Basically my question is would there be any benefit in doing something like the following:
Snatch grip deadlift
Is there any point in me doing a program like starting strength or stronglifts if my goal is olympic lifting in the future? Sorry for the very newbish meandering question but I am somewhat confused about programming and just want some advice.
Stronglifts for your squat and overhead press can definetely be helpful in the beginning, if you for example 5x5 with those that would be pretty good for some months.
Perhaps you can do the hang clean and frontsquat on the same day, I would try to do several hangcleans with a relatively low weight with which you can lower into a fullsquat.
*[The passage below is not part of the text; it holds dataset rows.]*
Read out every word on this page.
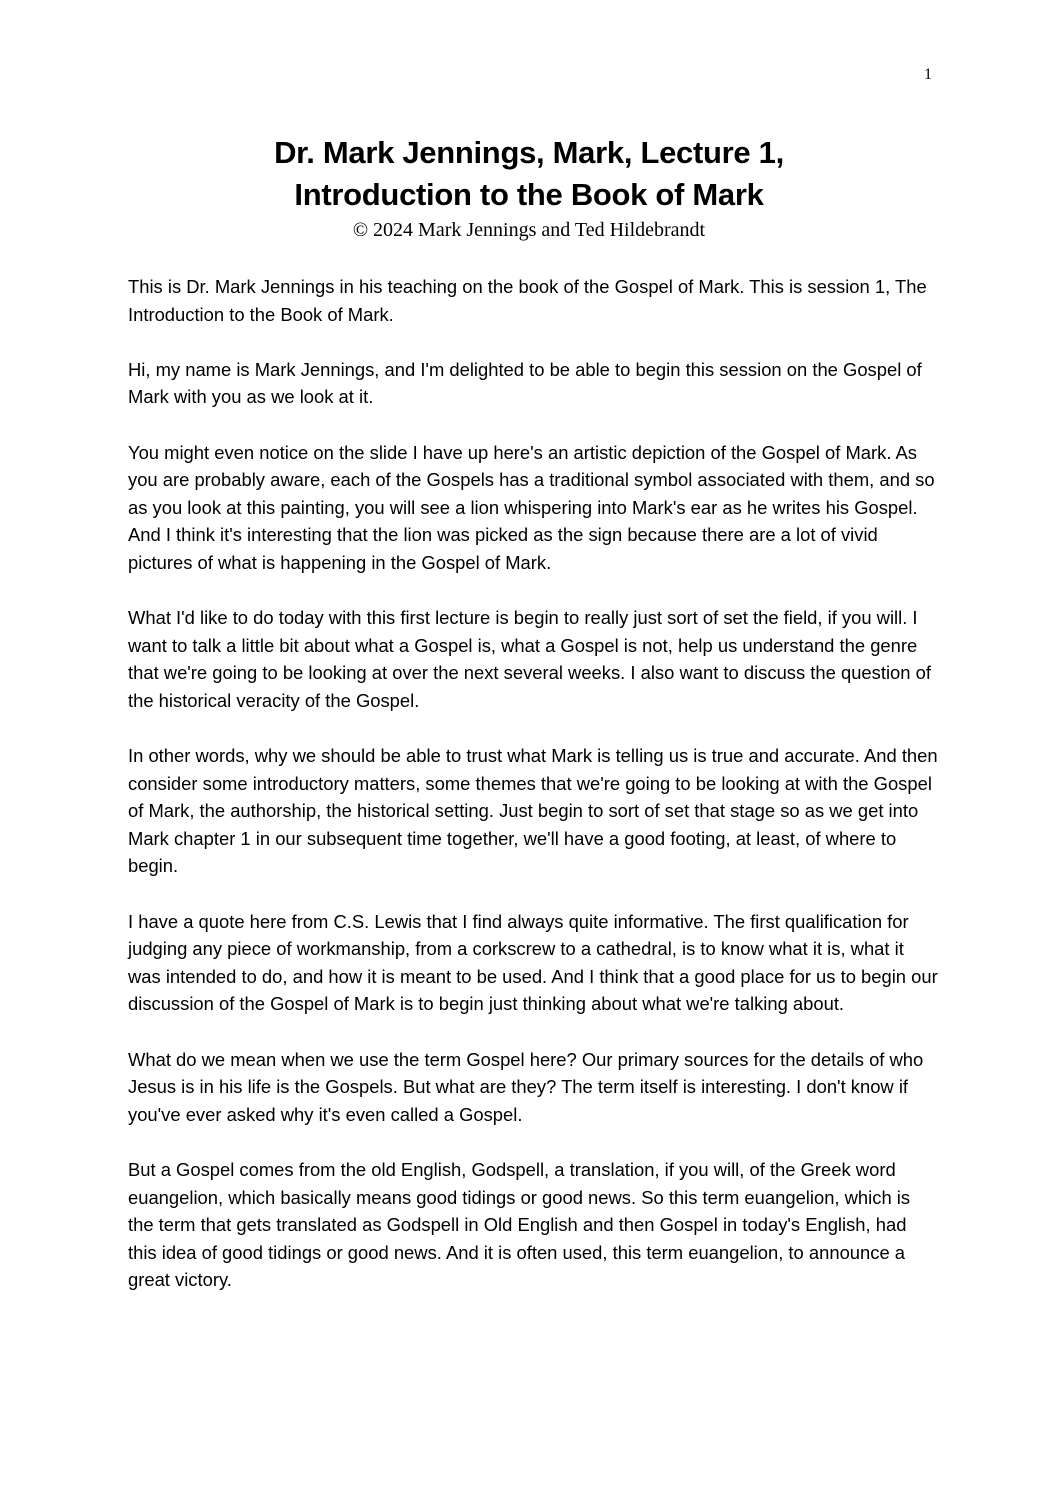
1
Dr. Mark Jennings, Mark, Lecture 1,
Introduction to the Book of Mark
© 2024 Mark Jennings and Ted Hildebrandt

This is Dr. Mark Jennings in his teaching on the book of the Gospel of Mark. This is session 1, The Introduction to the Book of Mark.

Hi, my name is Mark Jennings, and I'm delighted to be able to begin this session on the Gospel of Mark with you as we look at it.

You might even notice on the slide I have up here's an artistic depiction of the Gospel of Mark. As you are probably aware, each of the Gospels has a traditional symbol associated with them, and so as you look at this painting, you will see a lion whispering into Mark's ear as he writes his Gospel. And I think it's interesting that the lion was picked as the sign because there are a lot of vivid pictures of what is happening in the Gospel of Mark.

What I'd like to do today with this first lecture is begin to really just sort of set the field, if you will. I want to talk a little bit about what a Gospel is, what a Gospel is not, help us understand the genre that we're going to be looking at over the next several weeks. I also want to discuss the question of the historical veracity of the Gospel.

In other words, why we should be able to trust what Mark is telling us is true and accurate. And then consider some introductory matters, some themes that we're going to be looking at with the Gospel of Mark, the authorship, the historical setting. Just begin to sort of set that stage so as we get into Mark chapter 1 in our subsequent time together, we'll have a good footing, at least, of where to begin.

I have a quote here from C.S. Lewis that I find always quite informative. The first qualification for judging any piece of workmanship, from a corkscrew to a cathedral, is to know what it is, what it was intended to do, and how it is meant to be used. And I think that a good place for us to begin our discussion of the Gospel of Mark is to begin just thinking about what we're talking about.

What do we mean when we use the term Gospel here? Our primary sources for the details of who Jesus is in his life is the Gospels. But what are they? The term itself is interesting. I don't know if you've ever asked why it's even called a Gospel.

But a Gospel comes from the old English, Godspell, a translation, if you will, of the Greek word euangelion, which basically means good tidings or good news. So this term euangelion, which is the term that gets translated as Godspell in Old English and then Gospel in today's English, had this idea of good tidings or good news. And it is often used, this term euangelion, to announce a great victory.
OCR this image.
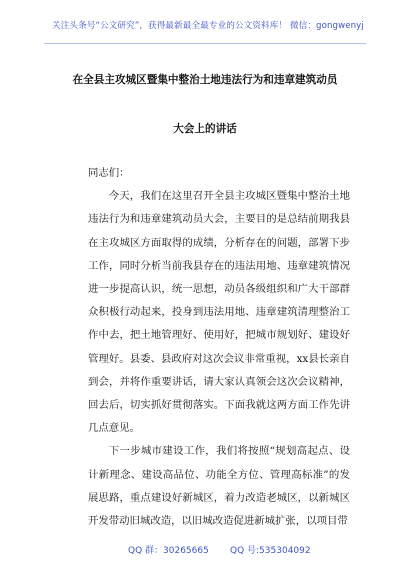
关注头条号“公文研究”，获得最新最全最专业的公文资料库！ 微信：gongwenyj
在全县主攻城区暨集中整治土地违法行为和违章建筑动员
大会上的讲话

同志们：

今天，我们在这里召开全县主攻城区暨集中整治土地违法行为和违章建筑动员大会，主要目的是总结前期我县在主攻城区方面取得的成绩，分析存在的问题，部署下步工作，同时分析当前我县存在的违法用地、违章建筑情况进一步提高认识，统一思想，动员各级组织和广大干部群众积极行动起来，投身到违法用地、违章建筑清理整治工作中去，把土地管理好、使用好，把城市规划好、建设好管理好。县委、县政府对这次会议非常重视，xx县长亲自到会，并将作重要讲话，请大家认真领会这次会议精神，回去后，切实抓好贯彻落实。下面我就这两方面工作先讲几点意见。

下一步城市建设工作，我们将按照“规划高起点、设计新理念、建设高品位、功能全方位、管理高标准”的发展思路，重点建设好新城区，着力改造老城区，以新城区开发带动旧城改造，以旧城改造促进新城扩张，以项目带

QQ 群：30265665 QQ 号:535304092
You could do some hang cleans from the mid thigh position, the power position and below the knee.
Also if you want to do olympic lifting, you might consider doing clean pulls and snatch pulls instead of deadlifts.
Bench press, is fine, but won’t be that helpful for olympic lifting. You could do more shoulder dominant exercises such as the Klokov press, which is a snatch grip overhead press that is behind the neck, it will create some strength for snatches.
Also you could consider good mornings and hyper extensions for a strong back. you want to have a strong back with olympic lifting.
So perhaps consider some different exercises, and chin up and bench are good for overall power and training the arms. Many weightlifters do some exercises such as those for strength, also consider facepulls, fly’s and rotator cuff exercises.
Sorry for a lot of information, but I believe that there is a lot too say about how to prepare yourself. You could work in periods of 6 weeks and changing some exercises from now and then
Hey dude, thanks for the reply.
You make good points, I was actually thinking about putting some snatch pulls too, just my exercise choice is limited because the gym I am at are really aggressive about stopping people doing certain lifts. I can’t wait to get to a proper gym.
As for the hang cleans, what kind of rep range would you recommend? 5x3? [/quote]
EG bench: There is nothing wrong with bench. It can greatly improve overhead strength, shoulder stability, and overall muscle mass in the upper body. I think just about eveyr weightlifter should do it, because most beginner weightlifters seriously lack upper body strength.
Here’s a basic program you can do 3x a week that can help you progress faster:
(hang cleans, tall cleans, drop cleans, muscle cleans, etc.) do for 5-6 sets of 2 reps.
Clean pull: Working on proper positions, these can be only the first pull, a long first pull, a normal clean pull, a paused pull, whatever.
Do for 5 sets of 5
Front Squat: 5x5, try and increase weight a little bit each week
Bench: 5x5 try and increase weight a little bit each week
Snatch technique: Snatch push press, snatch balance, drop snatch, hang snatch, etc.
Snatch pull: 5 sets of 5
Back Squat: 5x5
Overhead Press: 5x5
Jerk Technique: Press from the split, Jerk drives, jerk balance, tall jerk, etc.
Push Press: 5x5
Overhead Squat (Snatch grip): 5x5
Romanian Deadlift (clean grip): 5x5
Every single day, do back extensions and core work.